Written by Dan Kotylak and Adrian Chan
This term we had the opportunity to use VHDL as a tool in digital system design. Ideally, VHDL provides abstraction by isolating the behavioural description of a digital system from its hardware level implementation. Perhaps in the future this might improve, but have found that VHDL currently does not provide good abstraction. That is, you cannot successfully or efficiently design a digital system in VHDL without knowing the hardware implications of what you are describing. This is not a surprising statement considering that VHDL is a fully functioned language. There will always be some functionality in VHDL that has no hardware meaning (eg recursive functions, complex data structures, etc.).
The approach we took was to use VHDL as you would use schematic capture tools. This means planning out your design in terms of hardware blocks and describing them as a real peice of hardware would function. In our design this meant building our VHDL code in terms of registers, adders, flip-flops, etc. Designing with this method gives a higher probability of successful synthesis (as we all know, successful behavioural simulation does not mean that it will work).
However, even if you follow this design method, you can still end up writing un-synthesizable VHDL code. Synthesis is heavily dependant on the synthesis tools you are using. Support for VHDL functionality varies widely between vendors.
An example of this is our row scanner entity. This entity is used to scan the rows of a keypad for a key press. Asserting '0' on a row enables it; a key press on the row will cause a column to go low. Asserting a '1' disables the row and key presses will have no effect. Thus, we need the output of the scanner to be all '1's except for a single '0' which cycles through (similar to one-hot encoding)

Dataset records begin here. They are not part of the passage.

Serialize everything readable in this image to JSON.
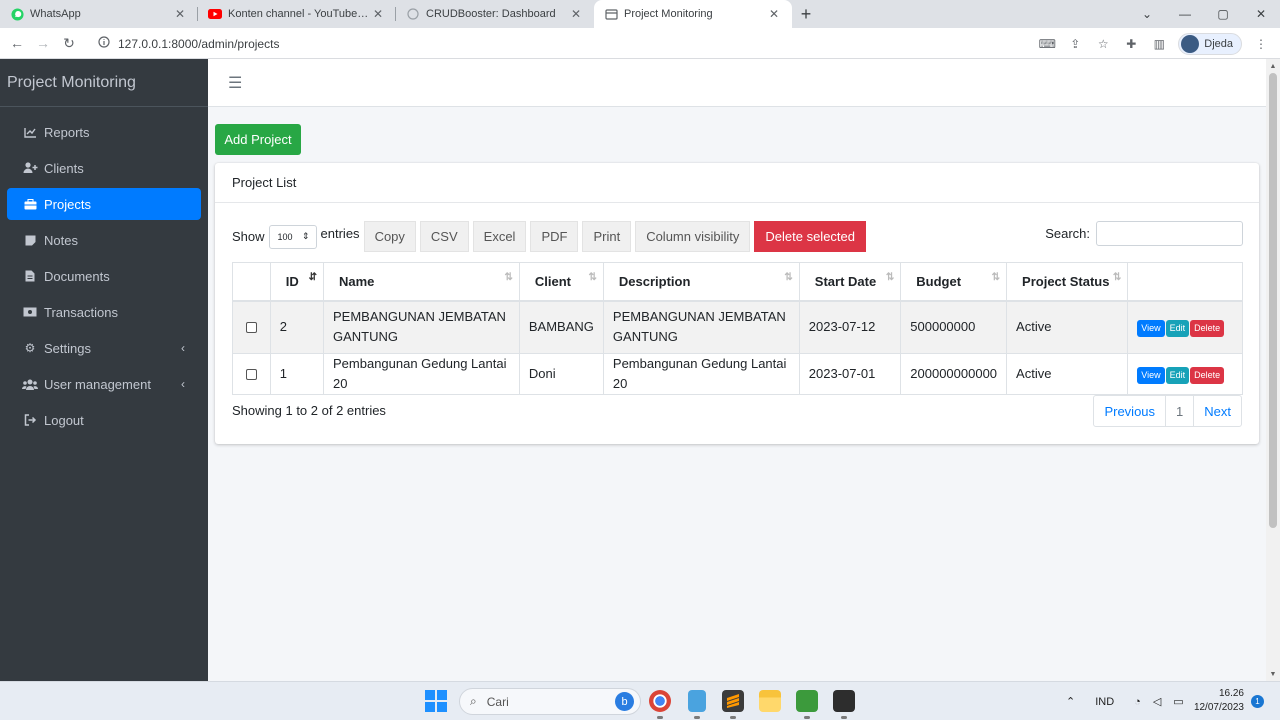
{
  "browser": {
    "tabs": [
      {
        "title": "WhatsApp",
        "active": false
      },
      {
        "title": "Konten channel - YouTube Studio",
        "active": false
      },
      {
        "title": "CRUDBooster: Dashboard",
        "active": false
      },
      {
        "title": "Project Monitoring",
        "active": true
      }
    ],
    "url": "127.0.0.1:8000/admin/projects",
    "profile_name": "Djeda"
  },
  "sidebar": {
    "brand": "Project Monitoring",
    "items": [
      {
        "label": "Reports",
        "icon": "chart-line-icon"
      },
      {
        "label": "Clients",
        "icon": "user-plus-icon"
      },
      {
        "label": "Projects",
        "icon": "briefcase-icon",
        "active": true
      },
      {
        "label": "Notes",
        "icon": "sticky-note-icon"
      },
      {
        "label": "Documents",
        "icon": "file-icon"
      },
      {
        "label": "Transactions",
        "icon": "money-bill-icon"
      },
      {
        "label": "Settings",
        "icon": "cog-icon",
        "submenu": true
      },
      {
        "label": "User management",
        "icon": "users-icon",
        "submenu": true
      },
      {
        "label": "Logout",
        "icon": "sign-out-icon"
      }
    ]
  },
  "main": {
    "add_button": "Add Project",
    "card_title": "Project List",
    "show_label": "Show",
    "page_length": "100",
    "entries_label": "entries",
    "export_buttons": [
      "Copy",
      "CSV",
      "Excel",
      "PDF",
      "Print",
      "Column visibility"
    ],
    "delete_selected": "Delete selected",
    "search_label": "Search:",
    "search_value": "",
    "columns": [
      "ID",
      "Name",
      "Client",
      "Description",
      "Start Date",
      "Budget",
      "Project Status"
    ],
    "rows": [
      {
        "id": "2",
        "name": "PEMBANGUNAN JEMBATAN GANTUNG",
        "client": "BAMBANG",
        "description": "PEMBANGUNAN JEMBATAN GANTUNG",
        "start_date": "2023-07-12",
        "budget": "500000000",
        "status": "Active"
      },
      {
        "id": "1",
        "name": "Pembangunan Gedung Lantai 20",
        "client": "Doni",
        "description": "Pembangunan Gedung Lantai 20",
        "start_date": "2023-07-01",
        "budget": "200000000000",
        "status": "Active"
      }
    ],
    "row_actions": {
      "view": "View",
      "edit": "Edit",
      "delete": "Delete"
    },
    "info": "Showing 1 to 2 of 2 entries",
    "pagination": {
      "previous": "Previous",
      "current": "1",
      "next": "Next"
    }
  },
  "taskbar": {
    "search_placeholder": "Cari",
    "language": "IND",
    "time": "16.26",
    "date": "12/07/2023",
    "notifications": "1"
  },
  "colors": {
    "sidebar_bg": "#343a40",
    "primary": "#007bff",
    "success": "#28a745",
    "danger": "#dc3545",
    "info": "#17a2b8"
  }
}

-- row scanner library ieee; use ieee.std_logic_1164.all; -- entity declaration entity rowscan is port( clock,reset,enable : in std_logic; Q : inout std_logic_vector(3 downto 0) ); end rowscan; architecture bad of rowscan is begin scan : process(clock,reset) variable Qtemp : std_logic_vector(3 downto 0); begin if reset = '1' then Qtemp := "0111"; elsif falling_edge(clock) and (enable = '1') then if Qtemp = "0111" then Qtemp := "1011"; elsif Qtemp = "1011" then Qtemp := "1101"; elsif Q = "1101" then Qtemp := "1110"; elsif Qtemp = "1110" then Qtemp := "0111"; end if; end if; Q <= Qtemp; end process scan; end bad;
While this is implmentation of is not efficient (an extra variable is used to hold the value of the counter), it is perfectly valid and correct VHDL code. However, when we attempted to map it to Actel's technology by using Actmap to compile our code, the design did not work. Instead of cycling through the values 0111, 1011, 1101, 1110, the row scanner produced the values 0000, 0001, 0010, 0011.
By looking at Actmap's compilation output, we were able to determine that Actmap interpreted our code as a state machine. As a result, the complier optimized our "state encodings" The culprit turned out to be the temporary variable. Apparently, in Actmap VHDL, such a variable infers a state machine.
Here is an alternative solution. Without the extra variable, this VHDL code synthesizes correctly.
architecture good of rowscan is begin scan : process(clock,reset) begin if reset = '1' then Q <= "0111"; elsif falling_edge(clock) and (enable = '1') then if Q = "0111" then Q <= "1011"; elsif Q = "1011" then Q <= "1101"; elsif Q = "1101" then Q <= "1110"; elsif Q = "1110" then Q <= "0111"; end if; end if; end process scan; end good;
This is an inherent problem with using VHDL as a design tool; a VHDL design that maps correctly to one vendor's technology will not necessarily map to another vendor's product. While there are efforts to standardize VHDL synthesis (see VHDLSynth homepage for more info), this is something VHDL users will have to live with at the moment.
Despite its shortcomings, we have found VHDL to be a powerful tool in digital design. Changes are fairly easy to make. Also, simulation is simple and reproducible with the use of test benches. To effectively use VHDL, you need to know how to use it. From experience, the best approach seems to keep VHDL's limitations in mind from day one. There are several VHDL reference books that discuss synthesizable VHDL. Also, it is invaluable to read the vendor specific VHDL documentation. This generally tells you what features of VHDL that the vendor supports, and how it implements them. We have found that state machines are generally synthesizable. Also, many of the arithmethic operations are supported, although you may have to include vendor specific libraries (eg Actel substitues ieee.std_logic_arith with its own).